Re: [hebrew] Re: Aramaic unification and information retrieval

From: Jungshik Shin (jshin@mailaps.org)
Date: Thu Dec 25 2003 - 04:46:16 EST

  • Next message: Philippe Verdy: "Re: Aramaic unification and information retrieval"

    On Thu, 25 Dec 2003, Philippe Verdy wrote:

    > "Michael Everson" <everson@evertype.com>
    > > We have encoded 70,000 of them.
    >
    > All depends on the way you define characters. Most ideographs are composed,
    > but Unicode and the CJK unification working groups have failed for now to
    > define a coherent definition of how these characters really compose, so we

      Is there a well-defined set of components that can unambiguously
    compose 'up' all Chinese characters that can be agreed upon by all
    interested people (or at least national standard bodies)?

    > are still assisting to an always exploding number of compound ideographs,
    > created everyday by Han users.
    >
    > If Latin characters were counted the way Han is, we would probably reach
    > similar (may be even more) composed "characters". It's just infortunate that
    > Han lacks a way to describe its composition model

      You're trying to bridge the enormous gulf between alphabetic scripts
    like Latin, Greek, Cyrillic on the one hand and 'isolating' (it's my own
    word) script like Chinese. It's true that Chinese characters have some
    'phonetic' characteristics, but one of important things to consider is
    how Chinese characters have been perceived by their users.

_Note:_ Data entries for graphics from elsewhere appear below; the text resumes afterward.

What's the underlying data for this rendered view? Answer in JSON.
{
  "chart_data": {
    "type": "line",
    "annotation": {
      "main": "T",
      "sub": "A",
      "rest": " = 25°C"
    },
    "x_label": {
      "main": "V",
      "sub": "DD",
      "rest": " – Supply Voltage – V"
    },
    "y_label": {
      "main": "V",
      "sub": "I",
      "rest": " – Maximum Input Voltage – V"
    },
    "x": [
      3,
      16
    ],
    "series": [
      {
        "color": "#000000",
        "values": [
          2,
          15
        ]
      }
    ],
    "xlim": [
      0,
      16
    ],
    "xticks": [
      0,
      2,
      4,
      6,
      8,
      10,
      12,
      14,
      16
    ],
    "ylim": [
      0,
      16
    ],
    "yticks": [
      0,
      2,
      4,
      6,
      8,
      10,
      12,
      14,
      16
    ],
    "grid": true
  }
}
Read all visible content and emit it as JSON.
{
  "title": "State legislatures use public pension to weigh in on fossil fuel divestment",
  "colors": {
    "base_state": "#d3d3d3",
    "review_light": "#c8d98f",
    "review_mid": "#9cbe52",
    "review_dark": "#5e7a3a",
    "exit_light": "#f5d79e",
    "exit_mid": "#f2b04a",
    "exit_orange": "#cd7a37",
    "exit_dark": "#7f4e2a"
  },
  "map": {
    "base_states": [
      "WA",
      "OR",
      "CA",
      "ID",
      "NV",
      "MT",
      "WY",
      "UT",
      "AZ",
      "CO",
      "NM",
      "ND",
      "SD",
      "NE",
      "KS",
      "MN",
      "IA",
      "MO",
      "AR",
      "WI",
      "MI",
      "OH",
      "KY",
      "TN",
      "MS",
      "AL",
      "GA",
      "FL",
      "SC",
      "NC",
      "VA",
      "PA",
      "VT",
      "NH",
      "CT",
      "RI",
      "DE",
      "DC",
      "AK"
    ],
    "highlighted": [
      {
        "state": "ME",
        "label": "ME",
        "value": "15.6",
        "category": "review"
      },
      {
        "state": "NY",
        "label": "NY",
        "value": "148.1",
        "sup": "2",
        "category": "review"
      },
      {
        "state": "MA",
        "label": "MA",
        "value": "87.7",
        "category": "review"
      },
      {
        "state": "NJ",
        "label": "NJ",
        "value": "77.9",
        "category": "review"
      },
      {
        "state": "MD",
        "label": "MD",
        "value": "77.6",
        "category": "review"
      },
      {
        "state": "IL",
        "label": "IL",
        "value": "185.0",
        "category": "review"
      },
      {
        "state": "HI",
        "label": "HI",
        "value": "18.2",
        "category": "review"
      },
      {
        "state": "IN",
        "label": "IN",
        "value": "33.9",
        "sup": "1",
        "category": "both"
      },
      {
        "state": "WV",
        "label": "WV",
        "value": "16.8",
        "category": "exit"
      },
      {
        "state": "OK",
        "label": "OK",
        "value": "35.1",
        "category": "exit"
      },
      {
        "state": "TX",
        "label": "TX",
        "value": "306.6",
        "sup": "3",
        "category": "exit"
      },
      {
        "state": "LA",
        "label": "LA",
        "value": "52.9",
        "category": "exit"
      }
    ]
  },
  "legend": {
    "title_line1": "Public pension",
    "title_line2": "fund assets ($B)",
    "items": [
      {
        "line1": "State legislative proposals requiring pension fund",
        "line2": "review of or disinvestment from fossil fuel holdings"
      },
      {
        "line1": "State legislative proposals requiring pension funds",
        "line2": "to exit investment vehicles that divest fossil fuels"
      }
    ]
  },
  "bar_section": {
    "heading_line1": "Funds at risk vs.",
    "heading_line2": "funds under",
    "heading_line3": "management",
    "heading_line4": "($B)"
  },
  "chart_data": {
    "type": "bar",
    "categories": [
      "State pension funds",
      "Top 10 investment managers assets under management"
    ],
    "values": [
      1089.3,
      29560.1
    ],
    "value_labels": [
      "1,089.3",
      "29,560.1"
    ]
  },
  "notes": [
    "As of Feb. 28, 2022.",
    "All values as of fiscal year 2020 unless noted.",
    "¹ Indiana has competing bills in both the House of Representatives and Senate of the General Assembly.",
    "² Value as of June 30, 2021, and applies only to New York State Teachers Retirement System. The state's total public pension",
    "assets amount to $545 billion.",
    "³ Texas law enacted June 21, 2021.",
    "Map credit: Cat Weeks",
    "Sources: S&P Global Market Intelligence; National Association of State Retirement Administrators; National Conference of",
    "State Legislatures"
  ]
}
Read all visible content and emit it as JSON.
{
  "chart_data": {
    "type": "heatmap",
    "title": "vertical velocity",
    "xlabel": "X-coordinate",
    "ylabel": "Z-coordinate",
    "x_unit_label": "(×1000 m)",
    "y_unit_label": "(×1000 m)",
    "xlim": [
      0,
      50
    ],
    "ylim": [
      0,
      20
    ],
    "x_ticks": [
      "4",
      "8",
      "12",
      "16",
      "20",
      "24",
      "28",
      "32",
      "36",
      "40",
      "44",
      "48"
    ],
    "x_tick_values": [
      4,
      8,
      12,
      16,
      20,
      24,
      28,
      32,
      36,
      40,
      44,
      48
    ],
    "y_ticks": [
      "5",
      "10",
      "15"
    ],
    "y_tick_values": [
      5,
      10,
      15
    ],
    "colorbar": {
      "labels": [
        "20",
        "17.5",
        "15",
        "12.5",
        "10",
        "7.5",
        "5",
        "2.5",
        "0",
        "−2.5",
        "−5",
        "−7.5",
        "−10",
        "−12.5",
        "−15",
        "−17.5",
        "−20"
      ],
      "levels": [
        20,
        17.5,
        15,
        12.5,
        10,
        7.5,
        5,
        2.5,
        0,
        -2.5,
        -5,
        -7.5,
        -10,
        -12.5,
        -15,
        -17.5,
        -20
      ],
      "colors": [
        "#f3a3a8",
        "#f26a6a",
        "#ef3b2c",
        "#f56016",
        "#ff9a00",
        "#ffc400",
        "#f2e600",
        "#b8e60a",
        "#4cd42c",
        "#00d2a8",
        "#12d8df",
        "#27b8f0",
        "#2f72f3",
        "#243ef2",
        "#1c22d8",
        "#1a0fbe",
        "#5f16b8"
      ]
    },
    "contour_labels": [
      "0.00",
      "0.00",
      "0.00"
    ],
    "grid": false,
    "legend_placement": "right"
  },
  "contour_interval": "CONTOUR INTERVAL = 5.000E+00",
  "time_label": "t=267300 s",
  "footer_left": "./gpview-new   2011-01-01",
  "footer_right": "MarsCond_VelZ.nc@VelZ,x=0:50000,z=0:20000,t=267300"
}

     It might be helpful to 'decompose' / 'disassemble' Chinese characters
    into smaller components when you design fonts (Bitstream or some other
    foundries tried this and somebody at Stanford also had a web page on
    this), but I don't think there's anything fundamentally wrong with the
    current 'encoding' model of Chinese characters in Unicode/10646.

    > (it used to be the case too for the Hangul Alphabet,

      When was that the case? It never was.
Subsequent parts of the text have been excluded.